Randomised clinical trial comparing the efficacy between metronidazole and Shinus terebinthifolius Raddi (called aroeira) in vaginal use for the treatment of bacterial vaginosis

ISRCTN	ISRCTN18987156
DOI	https://doi.org/10.1186/ISRCTN18987156
Protocol serial number	N/A
Sponsor	Institute for Maternal/Infant Health (IMIP) (Brazil)
Funder	The vaginal treatments will be provided by Laboratório Hebron (www.hebron.com.br) (Brazil). The assessments will be carried out at the Instituto Materno Infantil (Brazil) - c/o Prof Fernando Figueira, where the study will take place.

Submission date: 18/06/2007
Registration date: 06/07/2007
Last edited: 01/09/2021

Recruitment status: No longer recruiting
Overall study status: Completed
Condition category: Infections and Infestations

Prospectively registered

Protocol

Statistical analysis plan

Results

Individual participant data

Plain English summary of protocol

Not provided at time of registration

Contact information

Prof Ricardo Ximenes
Scientific

Universidade Federal de Pernambuco
Departamento de Medicina Tropical
Recife
50670-421
Brazil

Study information

Primary study design	Interventional
Study design	Randomised double-blind controlled trial.
Secondary study design	Randomised controlled trial
Scientific title	Randomised clinical trial comparing the efficacy between metronidazole and Shinus terebinthifolius Raddi (called aroeira) in vaginal use for the treatment of bacterial vaginosis
Study objectives	Bacterial vaginosis is a polymicrobial clinical syndrome where the Lactobacillus are replaced by anaerobic bacteria, Gardnerela vaginalis and Mycoplasma hominis. The study hypothesis is that metronidazole and aroeira have similar efficacy in the treatment of bacterial vaginosis, but aroeira has less impact in the vaginal flora, because it is a natural substance, extracted from a tree caulis.
Ethics approval(s)	Ethical Commitee in Research of the Instituto Materno Infantil (c/o Prof Fernando Figueira) approved in March 2007.
Health condition(s) or problem(s) studied	Bacterial vaginosis
Intervention	The participants will be randomised into two groups of 150 women: Control group: Metronidazole gel 0.75%, intravaginally, once a day for seven days.
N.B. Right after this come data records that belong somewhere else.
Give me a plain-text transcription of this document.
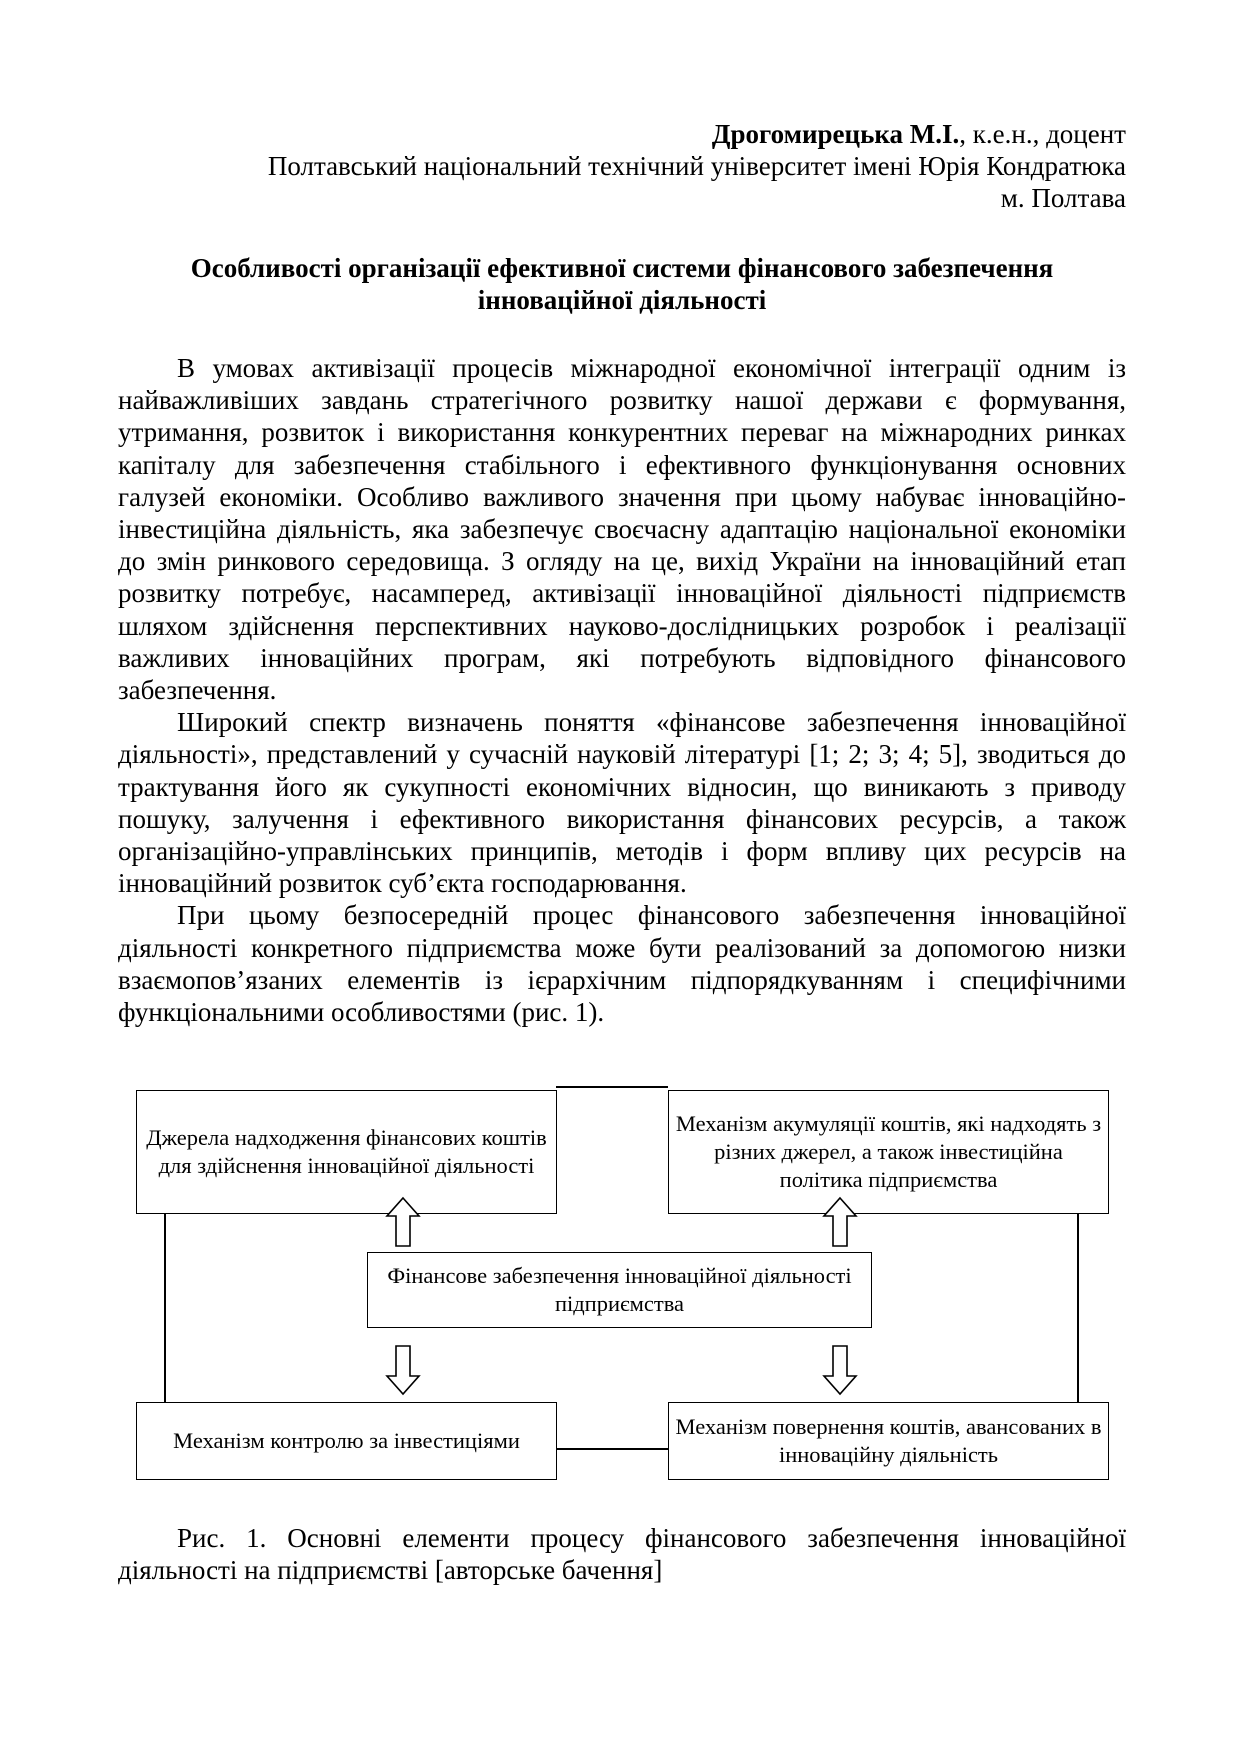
Дрогомирецька М.І., к.е.н., доцент
Полтавський національний технічний університет імені Юрія Кондратюка
м. Полтава
Особливості організації ефективної системи фінансового забезпечення
інноваційної діяльності

В умовах активізації процесів міжнародної економічної інтеграції одним із найважливіших завдань стратегічного розвитку нашої держави є формування, утримання, розвиток і використання конкурентних переваг на міжнародних ринках капіталу для забезпечення стабільного і ефективного функціонування основних галузей економіки. Особливо важливого значення при цьому набуває інноваційно-інвестиційна діяльність, яка забезпечує своєчасну адаптацію національної економіки до змін ринкового середовища. З огляду на це, вихід України на інноваційний етап розвитку потребує, насамперед, активізації інноваційної діяльності підприємств шляхом здійснення перспективних науково-дослідницьких розробок і реалізації важливих інноваційних програм, які потребують відповідного фінансового забезпечення.

Широкий спектр визначень поняття «фінансове забезпечення інноваційної діяльності», представлений у сучасній науковій літературі [1; 2; 3; 4; 5], зводиться до трактування його як сукупності економічних відносин, що виникають з приводу пошуку, залучення і ефективного використання фінансових ресурсів, а також організаційно-управлінських принципів, методів і форм впливу цих ресурсів на інноваційний розвиток суб’єкта господарювання.

При цьому безпосередній процес фінансового забезпечення інноваційної діяльності конкретного підприємства може бути реалізований за допомогою низки взаємопов’язаних елементів із ієрархічним підпорядкуванням і специфічними функціональними особливостями (рис. 1).

Джерела надходження фінансових коштів для здійснення інноваційної діяльності
Механізм акумуляції коштів, які надходять з різних джерел, а також інвестиційна політика підприємства
Фінансове забезпечення інноваційної діяльності підприємства
Механізм контролю за інвестиціями
Механізм повернення коштів, авансованих в інноваційну діяльність
Рис. 1. Основні елементи процесу фінансового забезпечення інноваційної діяльності на підприємстві [авторське бачення]
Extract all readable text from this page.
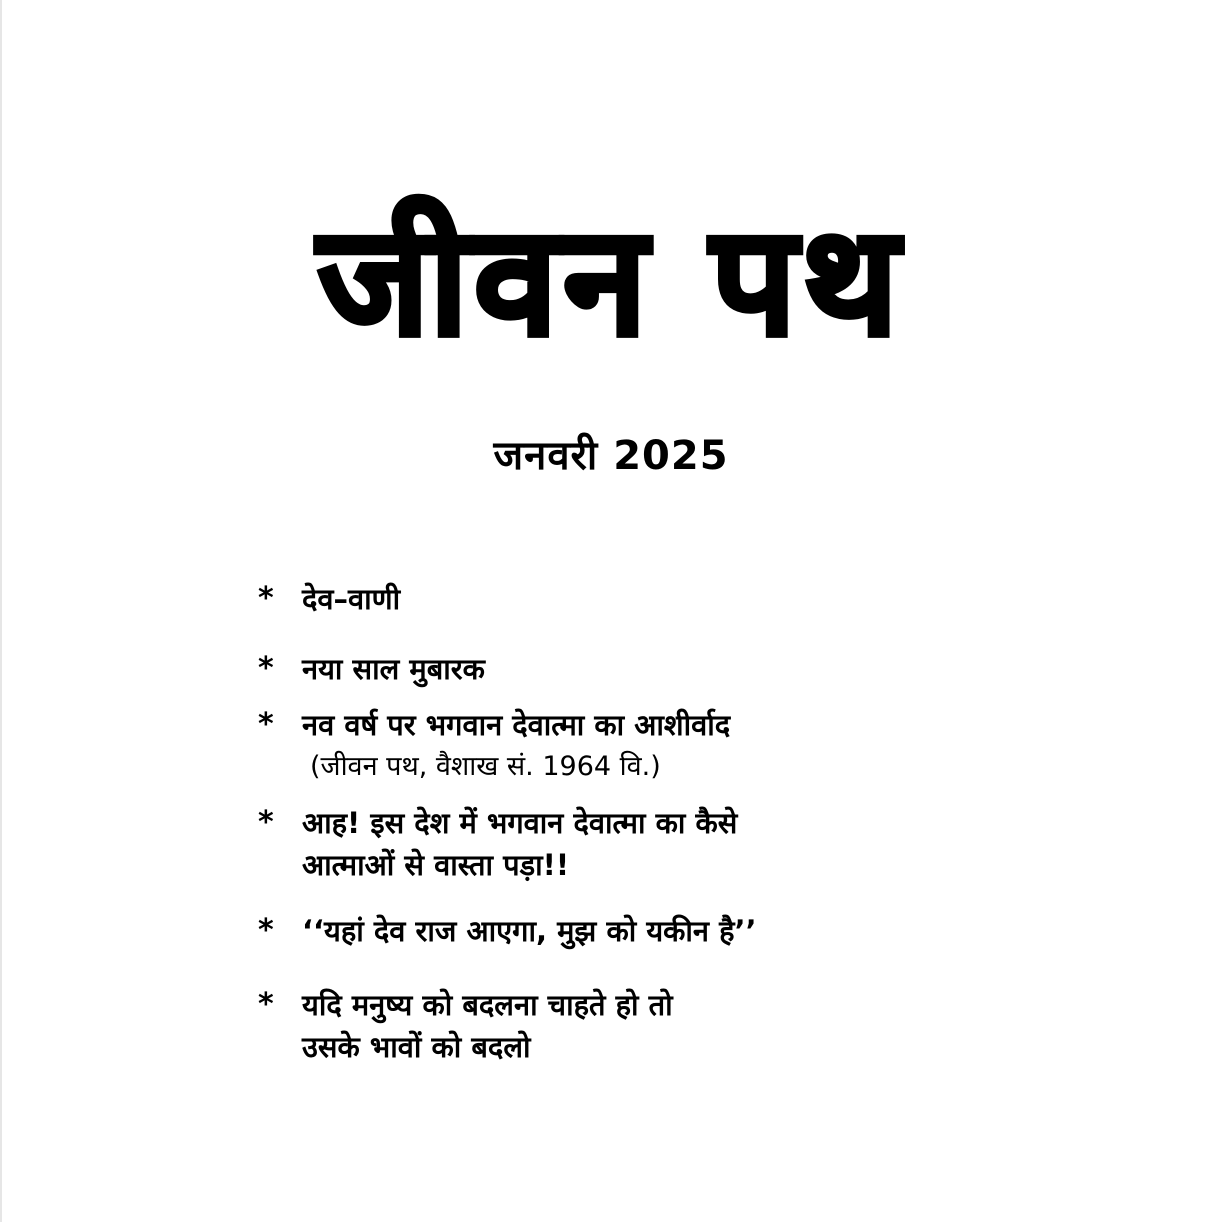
जीवन पथ
जनवरी 2025
* देव–वाणी
* नया साल मुबारक
* नव वर्ष पर भगवान देवात्मा का आशीर्वाद
(जीवन पथ, वैशाख सं. 1964 वि.)
* आह! इस देश में भगवान देवात्मा का कैसे
आत्माओं से वास्ता पड़ा!!
* ‘‘यहां देव राज आएगा, मुझ को यकीन है’’
* यदि मनुष्य को बदलना चाहते हो तो
उसके भावों को बदलो
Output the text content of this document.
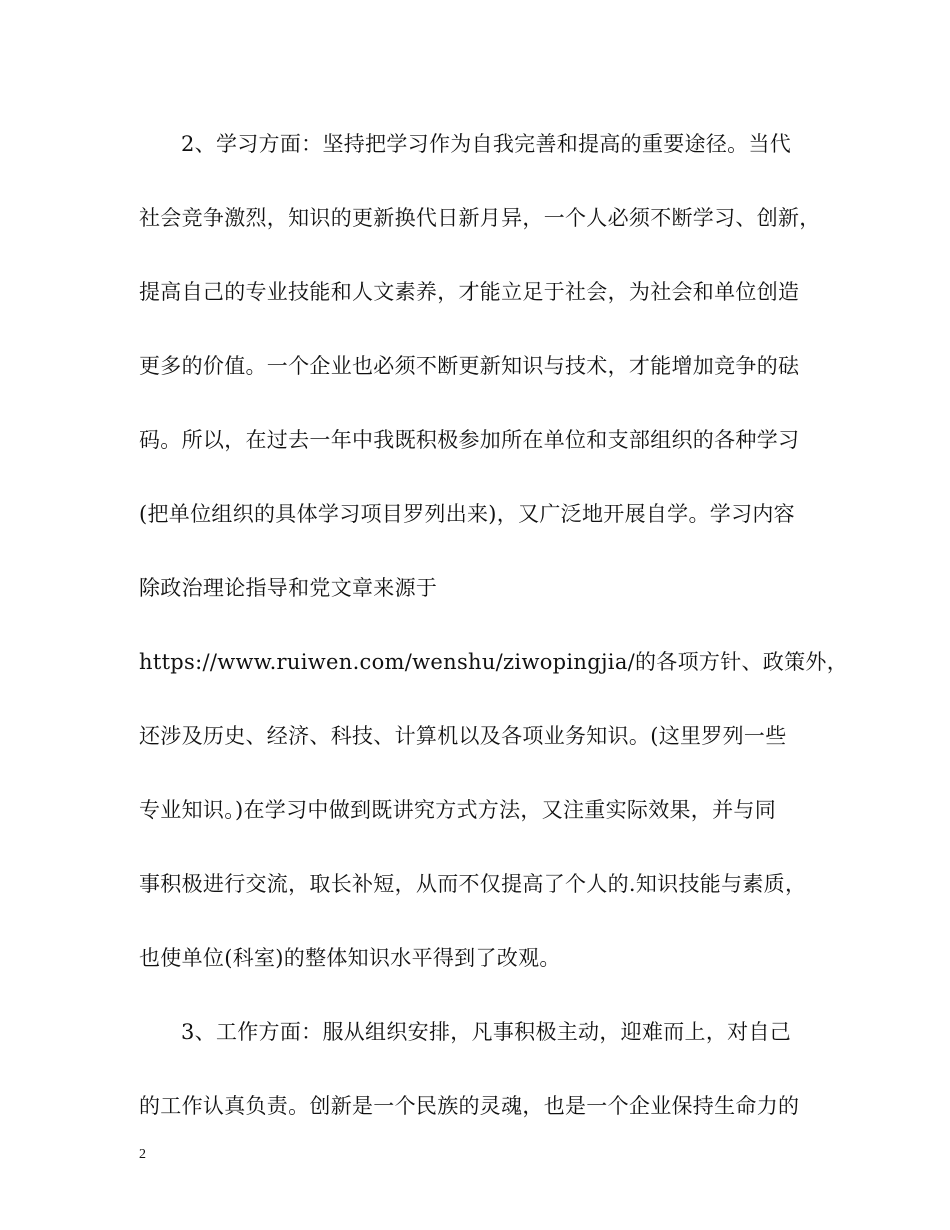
2、学习方面：坚持把学习作为自我完善和提高的重要途径。当代
社会竞争激烈，知识的更新换代日新月异，一个人必须不断学习、创新，
提高自己的专业技能和人文素养，才能立足于社会，为社会和单位创造
更多的价值。一个企业也必须不断更新知识与技术，才能增加竞争的砝
码。所以，在过去一年中我既积极参加所在单位和支部组织的各种学习
(把单位组织的具体学习项目罗列出来)，又广泛地开展自学。学习内容
除政治理论指导和党文章来源于
https://www.ruiwen.com/wenshu/ziwopingjia/的各项方针、政策外，
还涉及历史、经济、科技、计算机以及各项业务知识。(这里罗列一些
专业知识。)在学习中做到既讲究方式方法，又注重实际效果，并与同
事积极进行交流，取长补短，从而不仅提高了个人的.知识技能与素质，
也使单位(科室)的整体知识水平得到了改观。
3、工作方面：服从组织安排，凡事积极主动，迎难而上，对自己
的工作认真负责。创新是一个民族的灵魂，也是一个企业保持生命力的
2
Intervention group: Schinus terebinthifolius Raddi (aroeira) gel 3,996 ml/6 g, intravaginally, once a day for seven days.
Intervention type	Drug
Phase	Not Specified
Drug / device / biological / vaccine name(s)	Metronidazole, Shinus terebinthifolius Raddi (called aroeira)
Primary outcome measure(s)	To compare the frequency of the clinical (Amsel Criteria) and bacteriological (Nugent criteria) cure assessed at baseline and after their next menses (approximately one month after therapy) between the two groups.
Key secondary outcome measure(s)	1. To compare the frequencies of the adverse effects of the two drugs 2. To compare the frequencies of the effects in the vaginal flora, observing the presence of lactobacillus in Papanicolaou smears at baseline and after their next menses (approximately one month after therapy) 3. To compare the frequencies of the effects of the two treatments by the presence of bacterias and fungi in vaginal cultures at baseline and after their next menses (approximately one month after therapy)
Completion date	20/06/2008

Eligibility

Participant type(s)	Patient
Age group	Adult
Lower age limit	18 Years
Sex	Female
Target sample size at registration	300
Total final enrolment	277
Key inclusion criteria	1. Women aged between 18 and 40 years 2. Women with vaginal discharge caused by bacterial vaginosis, diagnosed using the Amsel (clinical) and Nugent (Gram stein) criteria
Key exclusion criteria	1. Pregnant women 2. Women using antibiotics for other infections in the last 30 days 3. Women using any other vaginal treatment in the last 30 days 4. Women who have never had sexual intercourse 5. Women with other vaginal infections such as candidiasis or trichomoniasis 6. Women with a suggestive diagnosis of pelvic inflammatory disease
Date of first enrolment	20/06/2007
Date of final enrolment	20/06/2008

Locations

Countries of recruitment

Brazil

Study participating centre

Universidade Federal de Pernambuco

Recife
50670-421
Brazil

Results and Publications

Individual participant data (IPD) Intention to share	No
IPD sharing plan summary	Not provided at time of registration
IPD sharing plan

Study outputs

Output type	Details	Date created	Date added	Peer reviewed?	Patient-facing?
Results article		14/01/2011	01/09/2021	Yes	No

Editorial Notes

01/09/2021: Publication reference and total final enrolment added.